Rabu 03-06-2026,03:33 WIB
Reporter : Rifaa Ayuni
Editor : Rifaa Ayuni

Banyak orang yang mencoba digital detox selama tiga hingga tujuh hari melaporkan perubahan signifikan. Minggu pertama biasanya paling sulit: tangan terasa gatal ingin memegang ponsel, pikiran mencari-cari alasan untuk "memeriksa sesuatu yang penting". Namun, setelah melewati fase ini, muncul kejutan:

Kualitas tidur membaik drastis. Bangun tidur terasa lebih segar tanpa perlu kopi. Konsentrasi saat bekerja atau belajar meningkat terasa. Percakapan dengan orang di sekitar menjadi lebih dalam karena tidak ada gangguan ponsel yang terus berbunyi. Yang paling mengejutkan, waktu terasa lebih panjang. Dua jam tanpa layar terasa seperti setengah hari penuh, memberi ruang untuk melakukan banyak hal yang selama ini tertunda.

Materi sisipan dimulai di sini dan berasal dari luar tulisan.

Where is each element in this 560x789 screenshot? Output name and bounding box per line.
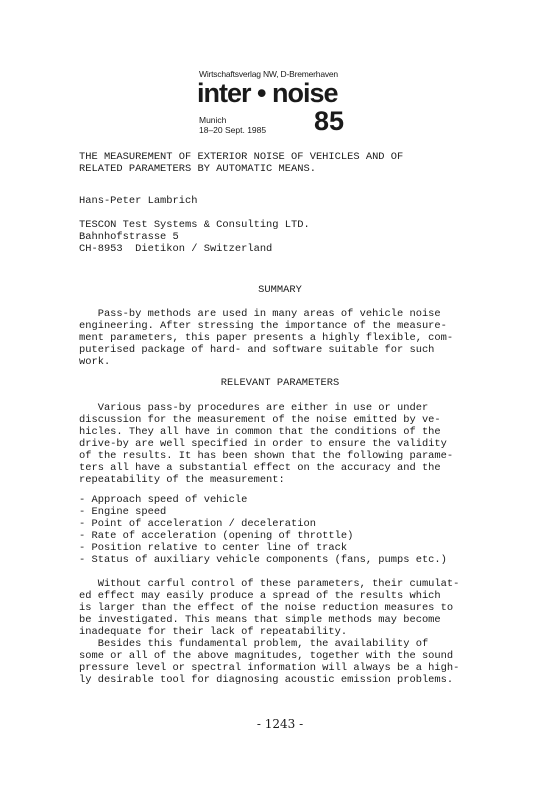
title-line: THE MEASUREMENT OF EXTERIOR NOISE OF VEHICLES AND OF bbox=[79, 151, 404, 163]
body-line: ed effect may easily produce a spread of the results which bbox=[79, 590, 441, 602]
affiliation-line: CH-8953 Dietikon / Switzerland bbox=[79, 243, 273, 255]
list-item: - Status of auxiliary vehicle components (fans, pumps etc.) bbox=[79, 554, 447, 566]
body-line: of the results. It has been shown that the following parame- bbox=[79, 450, 454, 462]
author-name: Hans-Peter Lambrich bbox=[79, 195, 198, 207]
publisher-line: Wirtschaftsverlag NW, D-Bremerhaven bbox=[199, 69, 338, 79]
body-line: Besides this fundamental problem, the availability of bbox=[79, 638, 429, 650]
conference-city: Munich bbox=[199, 115, 227, 125]
body-line: discussion for the measurement of the noise emitted by ve- bbox=[79, 414, 441, 426]
body-line: repeatability of the measurement: bbox=[79, 474, 285, 486]
body-line: pressure level or spectral information will always be a high- bbox=[79, 662, 460, 674]
body-line: ly desirable tool for diagnosing acoustic emission problems. bbox=[79, 674, 454, 686]
list-item: - Engine speed bbox=[79, 506, 167, 518]
body-line: is larger than the effect of the noise reduction measures to bbox=[79, 602, 454, 614]
affiliation-line: TESCON Test Systems & Consulting LTD. bbox=[79, 219, 310, 231]
body-line: some or all of the above magnitudes, together with the sound bbox=[79, 650, 454, 662]
summary-line: Pass-by methods are used in many areas of vehicle noise bbox=[79, 308, 441, 320]
summary-line: engineering. After stressing the importance of the measure- bbox=[79, 320, 447, 332]
body-line: inadequate for their lack of repeatability. bbox=[79, 626, 348, 638]
body-line: Various pass-by procedures are either in use or under bbox=[79, 402, 429, 414]
body-line: drive-by are well specified in order to ensure the validity bbox=[79, 438, 447, 450]
summary-heading: SUMMARY bbox=[258, 284, 302, 296]
inter-noise-logo: inter • noise bbox=[197, 78, 338, 108]
list-item: - Position relative to center line of track bbox=[79, 542, 348, 554]
summary-line: ment parameters, this paper presents a highly flexible, com- bbox=[79, 332, 454, 344]
affiliation-line: Bahnhofstrasse 5 bbox=[79, 231, 179, 243]
summary-line: work. bbox=[79, 356, 111, 368]
body-line: be investigated. This means that simple methods may become bbox=[79, 614, 441, 626]
body-line: ters all have a substantial effect on the accuracy and the bbox=[79, 462, 441, 474]
page-number: - 1243 - bbox=[256, 717, 304, 731]
conference-dates: 18–20 Sept. 1985 bbox=[199, 125, 267, 135]
list-item: - Point of acceleration / deceleration bbox=[79, 518, 316, 530]
list-item: - Approach speed of vehicle bbox=[79, 494, 248, 506]
title-line: RELATED PARAMETERS BY AUTOMATIC MEANS. bbox=[79, 163, 316, 175]
body-line: hicles. They all have in common that the conditions of the bbox=[79, 426, 441, 438]
list-item: - Rate of acceleration (opening of throttle) bbox=[79, 530, 354, 542]
body-line: Without carful control of these parameters, their cumulat- bbox=[79, 578, 460, 590]
relevant-parameters-heading: RELEVANT PARAMETERS bbox=[220, 377, 340, 389]
conference-year: 85 bbox=[314, 106, 345, 136]
summary-line: puterised package of hard- and software suitable for such bbox=[79, 344, 435, 356]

Digital Detox Adalah Bentuk Perlawanan Lembut

Di era di mana algoritma dirancang untuk membuat Anda terus menggulir, dan notifikasi dimaksudkan untuk membuat Anda kembali lagi, mengambil jeda adalah tindakan perlawanan yang lembut namun berani. Ini bukan tentang membenci teknologi—teknologi telah memberi banyak kemudahan. Ini tentang mengambil kembali kendali atas perhatian, waktu, dan kesehatan mental Anda.

Anda tidak perlu pindah ke gunung atau membuang ponsel. Cukup mulai dari satu jam hari ini. Matikan layar, tarik napas dalam, dan rasakan perbedaannya. Dunia tidak akan ambruk karena Anda tidak membalas pesan selama 60 menit. Sebaliknya, Anda mungkin akan menemukan kembali diri yang hilang di tengah gemuruh notifikasi.